Blackstone is Predicting Good Revenue on Investments

Factoring in this collateral together with its fees, Blackstone needs to make a minimum annual return of 8.7% between now and 2028 to make money on the deal. This would be a slowdown for the fund, which has delivered 12.7% annually since it was set up six years ago. Its best bet for keeping this record on track is further rent growth in warehouses and residential housing. In its absence, the fund might be able to take on more debt to boost returns, but this comes with its own risks.

BREIT wasn’t under severe pressure for money to meet redemptions as it had several billion dollars worth of cash to hand. But the backing of a big institutional investor might calm clients’ nerves and stop the situation from getting out of hand.

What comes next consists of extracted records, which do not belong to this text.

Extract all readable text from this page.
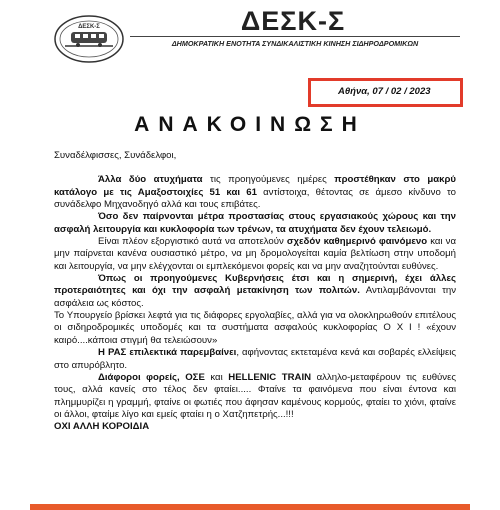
ΔΕΣΚ-Σ	ΔΕΣΚ-Σ
ΔΗΜΟΚΡΑΤΙΚΗ ΕΝΟΤΗΤΑ ΣΥΝΔΙΚΑΛΙΣΤΙΚΗ ΚΙΝΗΣΗ ΣΙΔΗΡΟΔΡΟΜΙΚΩΝ
Αθήνα, 07 / 02 / 2023
ΑΝΑΚΟΙΝΩΣΗ

Συναδέλφισσες, Συνάδελφοι,

Άλλα δύο ατυχήματα τις προηγούμενες ημέρες προστέθηκαν στο μακρύ κατάλογο με τις Αμαξοστοιχίες 51 και 61 αντίστοιχα, θέτοντας σε άμεσο κίνδυνο το συνάδελφο Μηχανοδηγό αλλά και τους επιβάτες.

Όσο δεν παίρνονται μέτρα προστασίας στους εργασιακούς χώρους και την ασφαλή λειτουργία και κυκλοφορία των τρένων, τα ατυχήματα δεν έχουν τελειωμό.

Είναι πλέον εξοργιστικό αυτά να αποτελούν σχεδόν καθημερινό φαινόμενο και να μην παίρνεται κανένα ουσιαστικό μέτρο, να μη δρομολογείται καμία βελτίωση στην υποδομή και λειτουργία, να μην ελέγχονται οι εμπλεκόμενοι φορείς και να μην αναζητούνται ευθύνες.

Όπως οι προηγούμενες Κυβερνήσεις έτσι και η σημερινή, έχει άλλες προτεραιότητες και όχι την ασφαλή μετακίνηση των πολιτών. Αντιλαμβάνονται την ασφάλεια ως κόστος.

Το Υπουργείο βρίσκει λεφτά για τις διάφορες εργολαβίες, αλλά για να ολοκληρωθούν επιτέλους οι σιδηροδρομικές υποδομές και τα συστήματα ασφαλούς κυκλοφορίας Ο Χ Ι ! «έχουν καιρό....κάποια στιγμή θα τελειώσουν»

Η ΡΑΣ επιλεκτικά παρεμβαίνει, αφήνοντας εκτεταμένα κενά και σοβαρές ελλείψεις στο απυρόβλητο.

Διάφοροι φορείς, ΟΣΕ και HELLENIC TRAIN αλληλο-μεταφέρουν τις ευθύνες τους, αλλά κανείς στο τέλος δεν φταίει..... Φταίνε τα φαινόμενα που είναι έντονα και πλημμυρίζει η γραμμή, φταίνε οι φωτιές που άφησαν καμένους κορμούς, φταίει το χιόνι, φταίνε οι άλλοι, φταίμε λίγο και εμείς φταίει η ο Χατζηπετρής...!!!

ΟΧΙ ΑΛΛΗ ΚΟΡΟΙΔΙΑ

It also means the Blackstone fund has more money to buy new properties. Management says the next few years will be ripe for snapping up real estate. If that is so, BREIT will have to explain how it thinks other property owners will be forced to offer bargains without impacting its valuations. It could be that some landlords need to sell real estate at less-than-ideal prices as refinancing becomes more expensive, but if this becomes a broad trend, it will hit the whole market.

However, the property market fares in 2023, and a fresh chunk of cash means Blackstone won’t be under pressure to sell. Accepting discounts on its real estate would make it tough to justify BREIT’s current valuation. While the University of California hasn’t given as fulsome an endorsement as the fund’s bosses might like, it is still a good result for Blackstone.